Le marché de la transmission se divise en deux: les PME dont la valorisation dépasse le million de francs et les TPE (les entreprises de moins de 10 salariés). Quelle que soit votre taille, l’idéal est de vous approcher d’une structure disposant d’un réseau fiable et de compétences tant pour estimer le prix de votre société que pour établir des contrats. «En plus d’un expert fiscal, mieux vaut aussi consulter rapidement des avocats, car si vous tardez, vous pourriez être face à des blocages contractuels», mentionne Julie Gloor, spécialiste en planification des successions à la Raiffeisen Suisse. Néanmoins, l’acteur le plus difficile à trouver est le bon acquéreur pour votre structure, surtout dans un marché où le manque de transparence peine à réunir cédants et repreneurs.
3. Sortir de son terrier
«Les vendeurs doivent sortir de leur terrier, estime Claude Romy. Il n’y a pas à avoir honte de vendre son entreprise. Cela fait partie du cycle naturel de la vie d’une PME.» Quid de la discrétion des discussions? «Le propriétaire mélange les étapes entre la phase de réflexion et la phase de vente, poursuit-il. Sous prétexte de la peur du «ça va se savoir», il s’interdit de réfléchir à sa succession.
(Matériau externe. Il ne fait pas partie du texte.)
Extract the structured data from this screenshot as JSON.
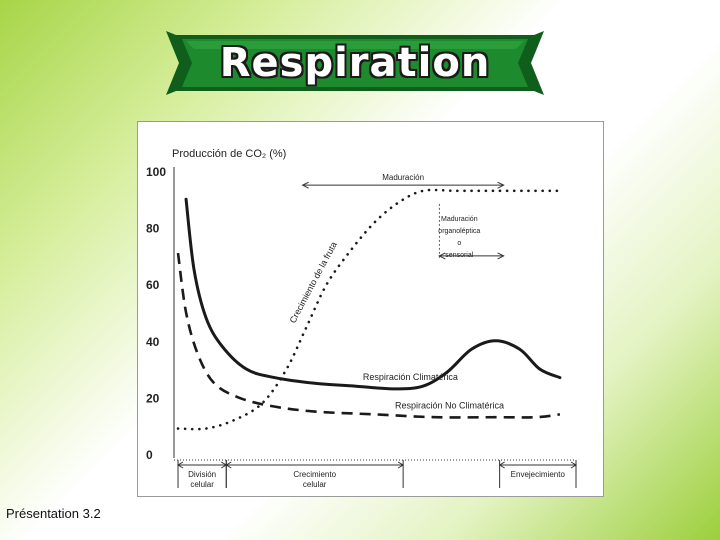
{
  "slide": {
    "title": "Respiration",
    "footer": "Présentation 3.2",
    "colors": {
      "banner_green": "#1e8a2e",
      "banner_dark": "#0f5e1b",
      "background_green": "#9ccf3c"
    }
  },
  "chart_data": {
    "type": "line",
    "title": "Producción de CO₂ (%)",
    "ylim": [
      0,
      100
    ],
    "yticks": [
      0,
      20,
      40,
      60,
      80,
      100
    ],
    "xlim": [
      0,
      100
    ],
    "grid": false,
    "series": [
      {
        "name": "Respiración Climatérica",
        "style": "solid",
        "x": [
          3,
          5,
          8,
          12,
          18,
          25,
          35,
          45,
          55,
          62,
          68,
          74,
          80,
          86,
          91,
          96
        ],
        "y": [
          90,
          65,
          48,
          38,
          30,
          27,
          25,
          24,
          23,
          24,
          29,
          37,
          40,
          37,
          30,
          27
        ]
      },
      {
        "name": "Respiración No Climatérica",
        "style": "dashed",
        "x": [
          1,
          3,
          6,
          10,
          16,
          24,
          35,
          50,
          65,
          80,
          90,
          96
        ],
        "y": [
          71,
          50,
          35,
          25,
          20,
          17,
          15,
          14,
          13,
          13,
          13,
          14
        ]
      },
      {
        "name": "Crecimiento de la fruta",
        "style": "dotted",
        "x": [
          1,
          8,
          15,
          22,
          28,
          33,
          38,
          44,
          50,
          56,
          62,
          70,
          80,
          90,
          96
        ],
        "y": [
          9,
          9,
          12,
          18,
          30,
          45,
          60,
          72,
          82,
          89,
          93,
          93,
          93,
          93,
          93
        ]
      }
    ],
    "phases": [
      {
        "label": "División celular",
        "x": [
          1,
          13
        ]
      },
      {
        "label": "Crecimiento celular",
        "x": [
          13,
          57
        ]
      },
      {
        "label": "Envejecimiento",
        "x": [
          81,
          100
        ]
      }
    ],
    "annotations": [
      {
        "label": "Maduración",
        "x": [
          32,
          82
        ],
        "y": 95
      },
      {
        "label": "Maduración organoléptica o sensorial",
        "x": [
          66,
          82
        ],
        "y": 70
      }
    ]
  }
}
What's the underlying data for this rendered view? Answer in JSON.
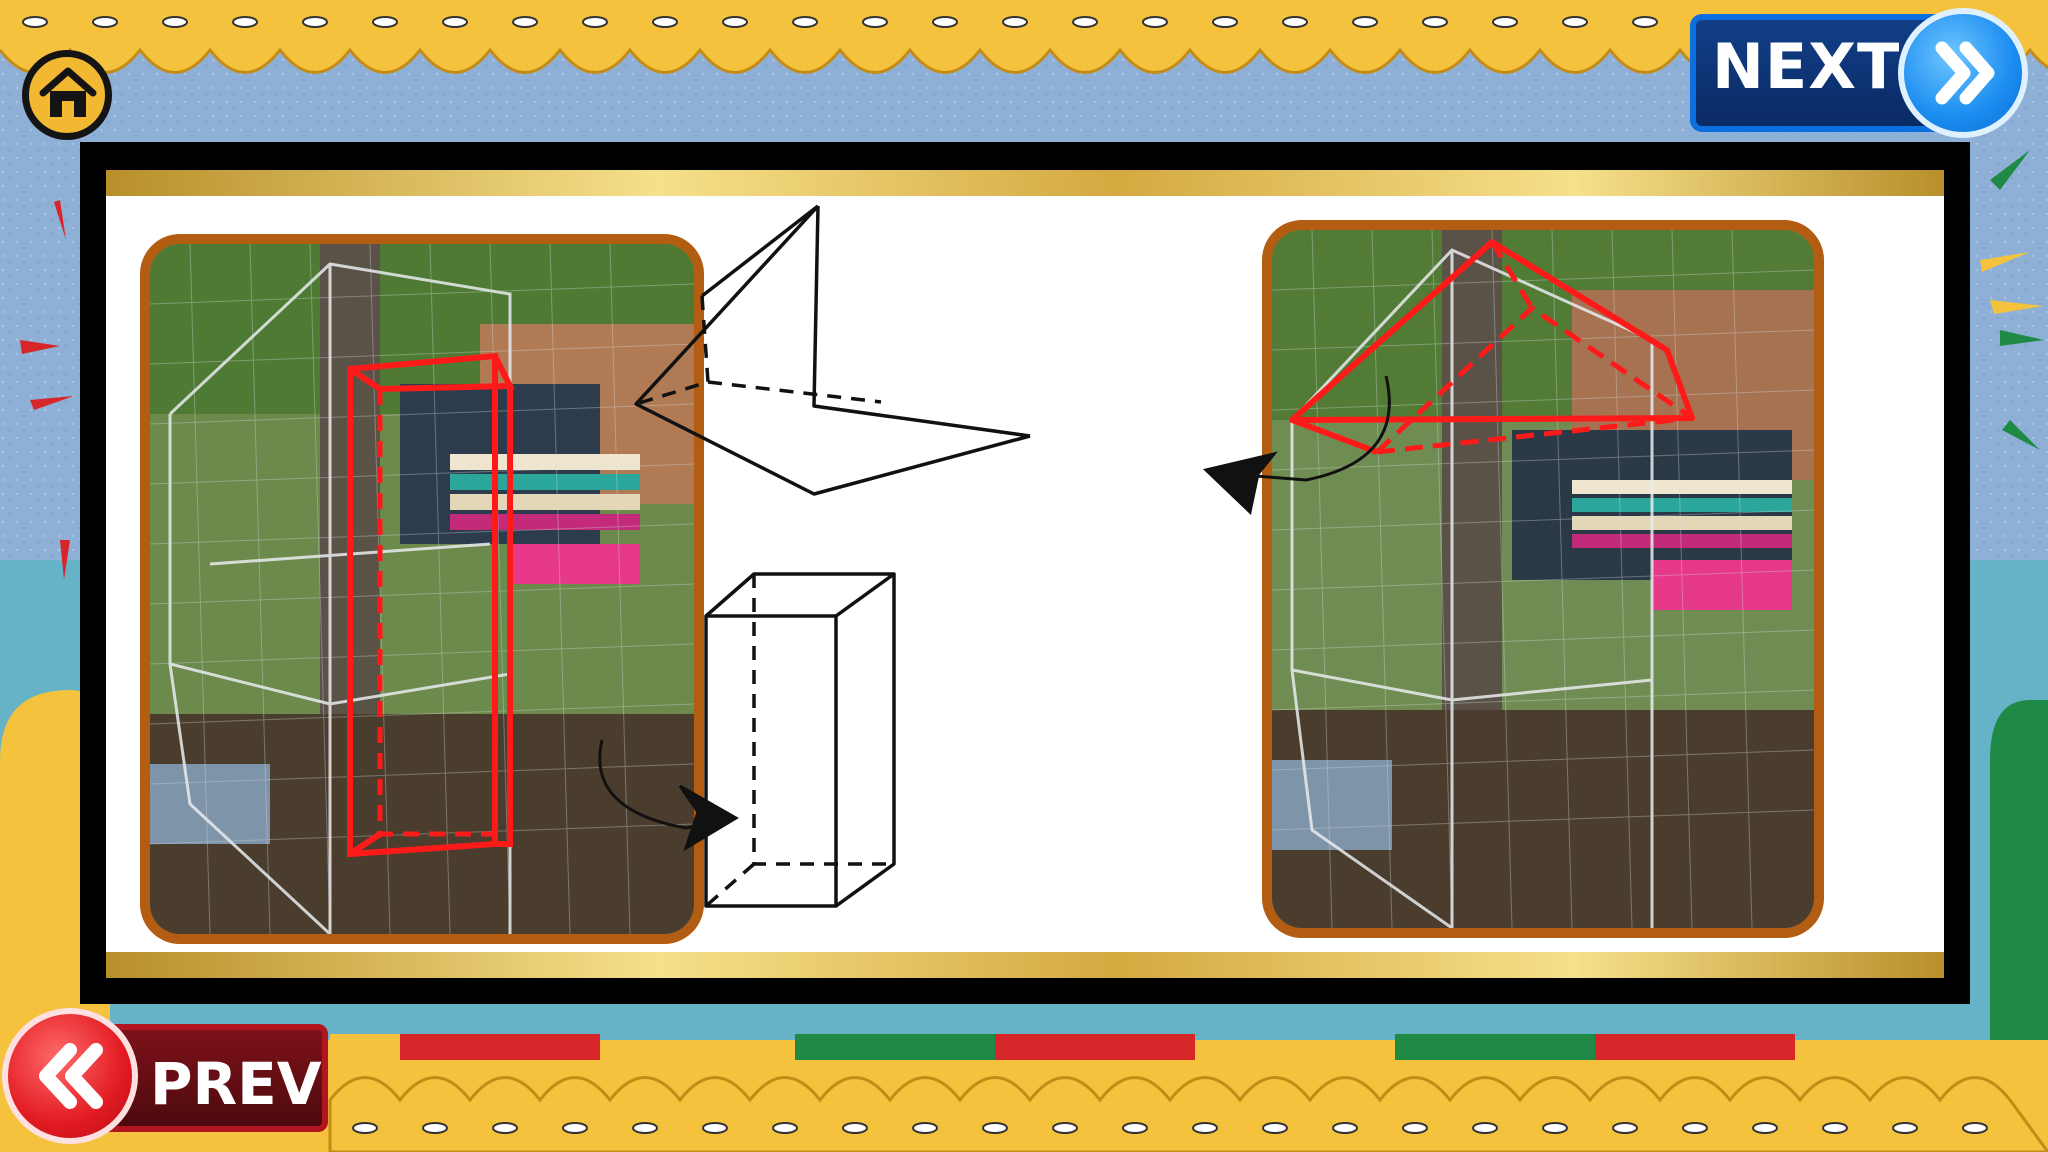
{
  "buttons": {
    "next_label": "NEXT",
    "prev_label": "PREV"
  },
  "colors": {
    "background_blue": "#8fb0d6",
    "scallop_yellow": "#f4c23c",
    "next_blue": "#0c6fe0",
    "prev_red": "#e21b22",
    "photo_frame": "#b25d12",
    "highlight_red": "#ff1a1a"
  },
  "icons": {
    "home": "home-icon",
    "next": "double-chevron-right-icon",
    "prev": "double-chevron-left-icon"
  },
  "content": {
    "left_photo": "cage-photo-prism-box",
    "right_photo": "cage-photo-roof-triangle",
    "shape_top": "triangular-prism",
    "shape_bottom": "rectangular-prism"
  }
}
Il faut se confier à des initiés, prendre des informations auprès des associations patronales, regarder concrètement quelles sont les différentes options. Ce processus reste très confidentiel, mais il est essentiel avant la phase d’action.»
Le débat agite les professionnels. Difficile de savoir où mettre le curseur entre discrétion et transparence. «La discrétion est primordiale car, si une information filtre, la concurrence peut jouer sur cette envie de vendre pour débaucher vos clients ou vos collaborateurs», prévient Servais Micolot. D’un autre côté, le partenaire de la banque d’affaires Gereje encourage les acheteurs à briser le tabou et à établir un contact direct avec les entreprises dont le potentiel de vente est intéressant. Une tactique qui a la cote.
Le nombre de propositions d’achat de PME suisses, via LinkedIn ou par téléphone, est d’ailleurs en augmentation, notamment dans le secteur IT. Idem pour les lunchs axés fusions ou partenariats entre concurrents. Ils sont un moyen à peine voilé de sonder l’intérêt du marché. Répondre positivement à ce genre d’appel du pied n’engage à rien et peut être une source d’informations sur votre activité. Enfin, s’ouvrir discrètement à certains collaborateurs ou à un sous-traitant est parfois une démarche proactive judicieuse.
Que penser des plateformes de mise en relation telles que Relève PME, Business Broker, Business-Transfer? Michel Fontana a créé en 2016 Firm4sale, une plateforme de vente et acquisition d’entreprises qui se veut la plus grande de Suisse, avec plus de 450 nouveaux vendeurs pour plus de 2000 acquéreurs. Les transactions dépassent rarement les 2 millions de francs. On y trouve des pas-de-porte, des restaurants à remettre, beaucoup de fiduciaires, mais aussi des PME dans le service. Le prix est affiché, tout reste anonyme et le contact se fait directement entre l’acheteur et le vendeur. Le fondateur de la plateforme n’intervient pas. «J’observe une croissance du nombre d’annonces de 64% entre janvier et septembre de cette année, note Michel Fontana. Le principe est simple, c’est le Meetic des vendeurs et acheteurs d’entreprise.» A relever que toutes les plateformes ne se valent pas et ne constituent qu’un coup de sonde du marché.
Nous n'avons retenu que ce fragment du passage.